100人100様の日本橋
東京大学大学院教授 木下 直之

久しぶりに「100人の」シリーズが復活した。見も知らぬ100人がある日ある場所に集まり、100人100様に町を歩き、気になる風景をレンズ付きフィルム「写ルンです」(富士フイルムが1986年に発売)で撮る。その何がおもしろいのか、これはやってみないとわからない。久しぶりにそう感じ、楽しみはまだ半分、100人の見た2700の風景(写ルンですは27枚撮れるんです)がギャラリーに一堂に会した時にあと半分の楽しみが待っていると思った。いや、0.5+0.5ではなく1+1、楽しさは少なくとも2倍になる。

日本橋界隈を歩いた日のことをふりかえってみよう。家を出た時から、わたしは「下を向いて歩こう」を自分に課していた。アスファルトにおおわれた町で死んでいった生き物の痕跡を探そうだなんてひねくれたことを考えながら歩き始めてすぐに転向、思ったほど生き物の死骸が見つからなかったこともあるが、それよりも町の片隅に置かれたものが気になり出した。 目の前にあるものが、事前の計画や予測を簡単にくつがえしてくれる。つぎつぎと新しい風景が現れ、そのつど歩く方向が変わる。思考はあとからついてくる。夢遊病者のように、目的地を持たずに、でたらめに歩き回っているように他人からは見えたにちがいない。

それもまた突然に切り替わった。川の淵に出た時、この町が昔は縦横に堀割を廻らせていたことを思い出した。歩き方が逆転して、そこからは地図が頼りになった。配られた地図には「伊勢町堀跡」とか「稲荷堀跡」といった場所が記されていた。伊勢町、稲荷とくれば犬の糞である。いや、正しくは「江戸名物伊勢屋稲荷に犬の糞」、江戸を歩けばいたるところでこの三つに出喰わしたそうだ。

この日歩いたのは江戸の中の江戸、日本橋だったから、伊勢屋を名乗らなくとも伊勢商人の末裔たち(その代表が三井)はまだ商売をつづけているに違いないし、なるほど稲荷なら小さな祠をいたるところで目にした。
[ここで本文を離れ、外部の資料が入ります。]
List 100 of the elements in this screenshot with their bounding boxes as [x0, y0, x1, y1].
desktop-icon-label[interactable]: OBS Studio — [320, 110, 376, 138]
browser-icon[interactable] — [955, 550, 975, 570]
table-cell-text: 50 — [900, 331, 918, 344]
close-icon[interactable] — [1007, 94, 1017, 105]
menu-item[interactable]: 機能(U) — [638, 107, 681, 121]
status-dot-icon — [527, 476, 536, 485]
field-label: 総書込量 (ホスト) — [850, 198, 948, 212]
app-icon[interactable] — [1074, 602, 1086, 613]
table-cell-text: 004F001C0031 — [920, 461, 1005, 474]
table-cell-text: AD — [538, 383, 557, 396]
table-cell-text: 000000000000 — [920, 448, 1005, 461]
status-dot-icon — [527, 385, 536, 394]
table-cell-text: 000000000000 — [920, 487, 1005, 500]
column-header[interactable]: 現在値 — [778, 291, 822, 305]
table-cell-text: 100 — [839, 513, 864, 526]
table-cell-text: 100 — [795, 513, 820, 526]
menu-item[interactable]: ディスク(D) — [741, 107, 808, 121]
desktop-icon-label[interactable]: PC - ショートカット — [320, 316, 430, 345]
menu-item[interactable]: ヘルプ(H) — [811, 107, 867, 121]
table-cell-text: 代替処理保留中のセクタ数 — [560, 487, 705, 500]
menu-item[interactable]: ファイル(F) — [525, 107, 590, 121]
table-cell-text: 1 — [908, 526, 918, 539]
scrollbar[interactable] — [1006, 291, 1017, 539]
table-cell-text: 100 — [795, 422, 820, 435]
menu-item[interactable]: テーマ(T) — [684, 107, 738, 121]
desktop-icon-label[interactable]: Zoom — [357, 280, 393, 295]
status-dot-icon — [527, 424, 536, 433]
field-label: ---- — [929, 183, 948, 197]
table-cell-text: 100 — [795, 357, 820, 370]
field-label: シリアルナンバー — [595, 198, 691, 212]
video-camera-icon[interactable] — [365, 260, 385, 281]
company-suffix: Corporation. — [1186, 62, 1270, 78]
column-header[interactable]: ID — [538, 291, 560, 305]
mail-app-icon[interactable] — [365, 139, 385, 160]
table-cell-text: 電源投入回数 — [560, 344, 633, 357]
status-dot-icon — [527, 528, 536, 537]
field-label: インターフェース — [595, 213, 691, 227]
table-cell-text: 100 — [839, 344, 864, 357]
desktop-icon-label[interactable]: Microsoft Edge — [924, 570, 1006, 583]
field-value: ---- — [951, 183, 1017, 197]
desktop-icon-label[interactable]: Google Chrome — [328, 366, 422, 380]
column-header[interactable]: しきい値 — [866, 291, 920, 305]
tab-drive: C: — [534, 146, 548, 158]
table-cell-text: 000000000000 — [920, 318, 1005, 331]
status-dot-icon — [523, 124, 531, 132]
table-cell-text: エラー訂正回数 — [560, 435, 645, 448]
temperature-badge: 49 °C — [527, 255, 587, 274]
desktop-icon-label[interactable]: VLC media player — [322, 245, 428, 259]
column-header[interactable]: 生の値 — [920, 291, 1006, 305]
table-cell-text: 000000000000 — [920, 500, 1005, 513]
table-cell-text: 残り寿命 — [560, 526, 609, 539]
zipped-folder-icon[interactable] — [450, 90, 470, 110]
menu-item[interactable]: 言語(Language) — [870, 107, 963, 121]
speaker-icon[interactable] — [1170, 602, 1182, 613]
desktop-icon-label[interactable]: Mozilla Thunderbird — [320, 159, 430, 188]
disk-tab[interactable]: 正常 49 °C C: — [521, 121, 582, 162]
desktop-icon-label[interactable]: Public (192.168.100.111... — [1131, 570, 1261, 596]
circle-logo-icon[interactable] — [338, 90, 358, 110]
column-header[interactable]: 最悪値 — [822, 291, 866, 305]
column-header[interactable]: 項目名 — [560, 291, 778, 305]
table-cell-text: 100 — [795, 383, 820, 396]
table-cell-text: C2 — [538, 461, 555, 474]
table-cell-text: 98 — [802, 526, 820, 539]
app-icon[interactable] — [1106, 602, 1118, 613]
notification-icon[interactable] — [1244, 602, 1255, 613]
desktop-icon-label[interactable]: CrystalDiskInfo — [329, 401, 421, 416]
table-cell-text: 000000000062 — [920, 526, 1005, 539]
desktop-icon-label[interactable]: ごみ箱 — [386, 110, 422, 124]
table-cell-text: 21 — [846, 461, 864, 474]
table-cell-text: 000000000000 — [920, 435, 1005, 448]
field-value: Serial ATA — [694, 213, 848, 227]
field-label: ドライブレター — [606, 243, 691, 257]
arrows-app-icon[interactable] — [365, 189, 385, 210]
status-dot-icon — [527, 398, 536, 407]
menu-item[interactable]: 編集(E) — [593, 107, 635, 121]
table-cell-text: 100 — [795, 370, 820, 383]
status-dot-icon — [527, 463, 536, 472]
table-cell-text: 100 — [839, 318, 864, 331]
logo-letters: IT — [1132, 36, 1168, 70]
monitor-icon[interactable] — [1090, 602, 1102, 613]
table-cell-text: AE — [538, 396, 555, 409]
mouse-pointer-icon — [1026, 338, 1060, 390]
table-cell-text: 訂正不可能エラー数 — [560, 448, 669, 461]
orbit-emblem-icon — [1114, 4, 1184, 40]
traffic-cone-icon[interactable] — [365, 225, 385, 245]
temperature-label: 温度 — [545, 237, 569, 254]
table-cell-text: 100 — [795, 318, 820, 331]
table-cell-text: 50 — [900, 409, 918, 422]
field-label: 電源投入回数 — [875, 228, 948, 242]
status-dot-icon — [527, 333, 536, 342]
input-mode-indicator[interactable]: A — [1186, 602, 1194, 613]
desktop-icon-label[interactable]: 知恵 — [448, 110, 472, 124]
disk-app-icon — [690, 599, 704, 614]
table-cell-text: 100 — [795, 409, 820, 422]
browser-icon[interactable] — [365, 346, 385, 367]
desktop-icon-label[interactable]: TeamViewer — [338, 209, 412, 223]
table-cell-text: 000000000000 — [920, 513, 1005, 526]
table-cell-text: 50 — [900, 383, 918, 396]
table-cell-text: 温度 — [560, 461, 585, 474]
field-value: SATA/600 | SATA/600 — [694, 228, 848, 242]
消えたのは犬の糞ばかり。

これを書きながらもつい歩いているような気分になって、またまた脇道にそれてしまった。「堀跡」に戻ろう。浜町川緑道と呼ばれる細長い緑地帯を蠣殻町のあたりから歩いた。それは久松児童公園で終わるが、この道は堀割の跡であり、幕末の切絵図を見れば堀割は久松町を越えてさらに北に向かう。馬喰町の手前で急に細くなるもののなお続き、竹森神社という稲荷のあたりで西に折れて龍閑川となり日本橋川につながっていた。この跡をたどって歩いた。細い路地をずんずん歩けたのは堀割が暗渠に変わり、相変わらず地下を下水が流れているからだろう。路地は水道局の管理下にあった。

龍閑川が日本橋(旧日本橋区、のちに中央区)と神田(旧神田区、のちに千代田区)の境界線だった。戦後間もなく、戦災の瓦礫処理で川が埋め立てられると両区は地続きになるが、それでも境界線はここに引かれたままだ。地蔵橋公園に竜閑川埋立記念碑が建ち、「この埋立は実に千代田、中央両区の握手であって、神田、日本橋区民の親和を増進するもの」とうたっている。区名は千代田、中央に変わっても、区民の意識は神田、日本橋のままなのだ。

100人100様の町歩きと書いたけれど、ひとりにもいくとおりもの歩き方がある。さらには現在から過去へ、未来へと歩いた人もいたに違いない。

木下 直之 きのした なおゆき

東京大学大学院教授・文化資源学
1954年浜松生まれ。東京芸術大学大学院中退、兵庫県立近代美術館学芸員、東京大学総合研究博物館助教授を経て、2004年より現職。『わたしの城下町』(筑摩書房)にて2007年度芸術選奨受賞。2015年紫綬褒章受章。2017年より静岡県立美術館館長。他、主な著書に『美術という見世物』(平凡社)、『ハリボテの町』(朝日新聞社)、『股間若衆』(新潮社)、『世の途中から隠されていること』(晶文社)『せいきの大問題』(新潮社)などがある。